И ни один не скажет просто — боюсь… Это не принято. Это значило бы выдать страх уничтожения; обнажить последний, интимный пласт самосознания.

Врач сказал А.:

— Пришлите ко мне ваших родственников.

— У меня нет родственников.

— В таком случае предупреждаю вас лично: сократите работу, ешьте то-то, спите столько-то и проч. и проч. — иначе вы умрете весной.

А. рассердилась и сказала:

— Я еще вас переживу.

Месяца через два после разговора врач этот действительно умер. Она же скрыла его диагноз от всех.

Смерть — в частности, от туберкулеза — для нее вполне конкретная тема, от которой она не уклоняется никогда.
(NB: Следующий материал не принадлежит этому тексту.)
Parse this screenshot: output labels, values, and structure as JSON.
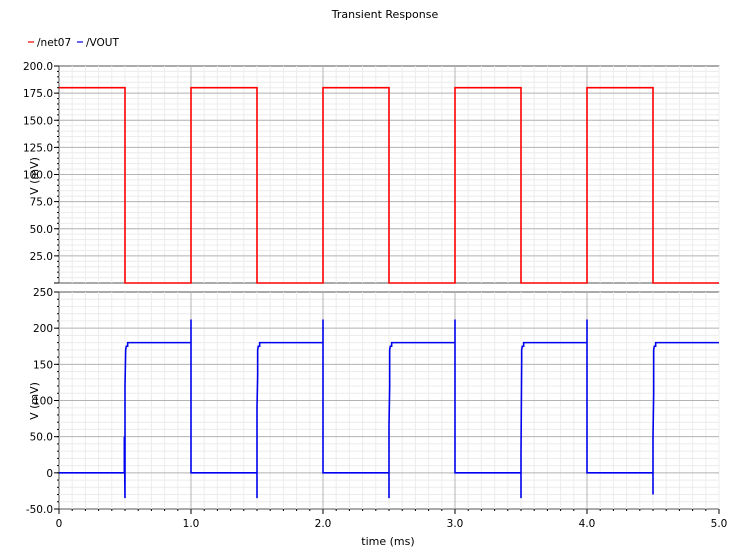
{
  "chart_data": {
    "type": "line",
    "title": "Transient Response",
    "xlabel": "time (ms)",
    "xlim": [
      0,
      5.0
    ],
    "x_ticks": [
      "0",
      "1.0",
      "2.0",
      "3.0",
      "4.0",
      "5.0"
    ],
    "grid": true,
    "legend_position": "top-left",
    "legend": [
      {
        "name": "/net07",
        "color": "#ff0000"
      },
      {
        "name": "/VOUT",
        "color": "#0000ee"
      }
    ],
    "panels": [
      {
        "ylabel": "V (mV)",
        "ylim": [
          0,
          200.0
        ],
        "y_ticks": [
          {
            "v": 0,
            "label": ""
          },
          {
            "v": 25,
            "label": "25.0"
          },
          {
            "v": 50,
            "label": "50.0"
          },
          {
            "v": 75,
            "label": "75.0"
          },
          {
            "v": 100,
            "label": "100.0"
          },
          {
            "v": 125,
            "label": "125.0"
          },
          {
            "v": 150,
            "label": "150.0"
          },
          {
            "v": 175,
            "label": "175.0"
          },
          {
            "v": 200,
            "label": "200.0"
          }
        ],
        "series": [
          {
            "name": "/net07",
            "color": "#ff0000",
            "x": [
              0,
              0.5,
              0.5,
              1.0,
              1.0,
              1.5,
              1.5,
              2.0,
              2.0,
              2.5,
              2.5,
              3.0,
              3.0,
              3.5,
              3.5,
              4.0,
              4.0,
              4.5,
              4.5,
              5.0
            ],
            "y": [
              180,
              180,
              0,
              0,
              180,
              180,
              0,
              0,
              180,
              180,
              0,
              0,
              180,
              180,
              0,
              0,
              180,
              180,
              0,
              0
            ]
          }
        ]
      },
      {
        "ylabel": "V (mV)",
        "ylim": [
          -50.0,
          250
        ],
        "y_ticks": [
          {
            "v": -50,
            "label": "-50.0"
          },
          {
            "v": 0,
            "label": "0"
          },
          {
            "v": 50,
            "label": "50.0"
          },
          {
            "v": 100,
            "label": "100"
          },
          {
            "v": 150,
            "label": "150"
          },
          {
            "v": 200,
            "label": "200"
          },
          {
            "v": 250,
            "label": "250"
          }
        ],
        "series": [
          {
            "name": "/VOUT",
            "color": "#0000ee",
            "x": [
              0,
              0.495,
              0.495,
              0.5,
              0.5,
              0.505,
              0.51,
              0.52,
              0.52,
              1.0,
              1.0,
              1.0,
              1.0,
              1.5,
              1.5,
              1.5,
              1.505,
              1.505,
              1.51,
              1.52,
              1.52,
              2.0,
              2.0,
              2.0,
              2.0,
              2.5,
              2.5,
              2.5,
              2.505,
              2.505,
              2.51,
              2.52,
              2.52,
              3.0,
              3.0,
              3.0,
              3.0,
              3.5,
              3.5,
              3.5,
              3.505,
              3.505,
              3.51,
              3.52,
              3.52,
              4.0,
              4.0,
              4.0,
              4.0,
              4.5,
              4.5,
              4.5,
              4.505,
              4.505,
              4.51,
              4.52,
              4.52,
              5.0
            ],
            "y": [
              0,
              0,
              50,
              -35,
              120,
              170,
              175,
              175,
              180,
              180,
              212,
              140,
              0,
              0,
              -35,
              90,
              135,
              170,
              175,
              175,
              180,
              180,
              212,
              140,
              0,
              0,
              -35,
              65,
              120,
              170,
              175,
              175,
              180,
              180,
              212,
              140,
              0,
              0,
              -35,
              25,
              155,
              170,
              175,
              175,
              180,
              180,
              212,
              105,
              0,
              0,
              -30,
              50,
              110,
              170,
              175,
              175,
              180,
              180
            ]
          }
        ]
      }
    ]
  }
}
Очень молодая, она уже страдает законченной пустотой, нигилистическим воззрением на жизнь. Как все, она боится смерти, но роль вытеснения в ее душевном обиходе ничтожна. Впрочем, там, где нравственная опустошенность сочетается с равнодушием к чувственным радостям жизни, — там нечем и вытеснять. Она принадлежит к числу людей, быть может и слабых, но больше всего боящихся унижения; такие не соглашаются быть подавленными и слабыми до конца. Всем защитным уловкам они предпочитают высокомерное созерцание трагических истин бытия. Процесс созерцания их утешает. Нигилизм ее питается мыслью о смерти (раз помрем — то тем более все равно); а беспредметный культ мужества находит поддержку в нигилизме, который, как все отрицательные воззрения, никогда не отрицал, что люди должны «с готовностью идти туда, куда не могли не идти…» (Ларошфуко). Этой вот голой храбростью — способом неутешительным, но годным и для философов и для детей — она силится одолеть задачу. Недавно умер человек, который ее любил и которого она обидела. Он был квалифицированным мотоциклистом, то есть постоянно и добровольно подвергался смертельной опасности. Умирал же от рака тяжело, со страхом. Для перелетов, для охоты на тигров и восхождения на ледники достаточно, может быть, умения не думать о развязке, но для туберкулеза и рака это совсем не годится. Он умирал долго; А. бывала у него каждый день; и вместе с физическим утомлением росла усталость ума, непрерывно занятого все новыми подробностями неразрешимой задачи.

— Знаете, человек может покончить с собой только в самом начале. Как только он узнал. Я уверена… Пока у него психология здорового человека. Потом поздно. Он ни за что, ни за что этого не сделает. Ему всякая жизнь приятна.

— Ну да. Когда человек «с психологией здорового» узнает, что он смертельно болен, он видит перед собой страдания и конец всего, всех своих целей и интересов. У больного же создается свой круг интересов. Негативных по существу, но глубоко забирающих. Почему живут больные раком?.. Почему живут каторжники?.. Потому что у каторжника цель — поесть досыта или отдохнуть лишние полчаса. Человек, вероятно, может вынести все, кроме отсутствия целей.

— Скажите, а вот что это значит? Он жаловался на что-то. Я сказала ему — «бедняга»… Он вдруг сказал: «Был бедняга! Теперь я ни на что не надеюсь…» И замолчал. Скажите — может так быть, что человек мучится только пока надеется?.. Я не могу понять, может ли это быть?

— Вероятно. То есть это бывает в другом — в любви, в работе. Значит, и в смерти может быть так…

— Они продолжают ему вкручивать, и, кажется, это неправильно. Там была какая-то трескучая дама. Она все время говорила с ним о будущем — где они встретятся летом. Она так много об этом говорила, что видно, что нарочно, и он раздражался. Вкручивать ему может мать, потому что она сама чему-то верит, и потому это не раздражает его. Вы не думаете, что с человеком, который умирает, — нужно говорить как раз об этом?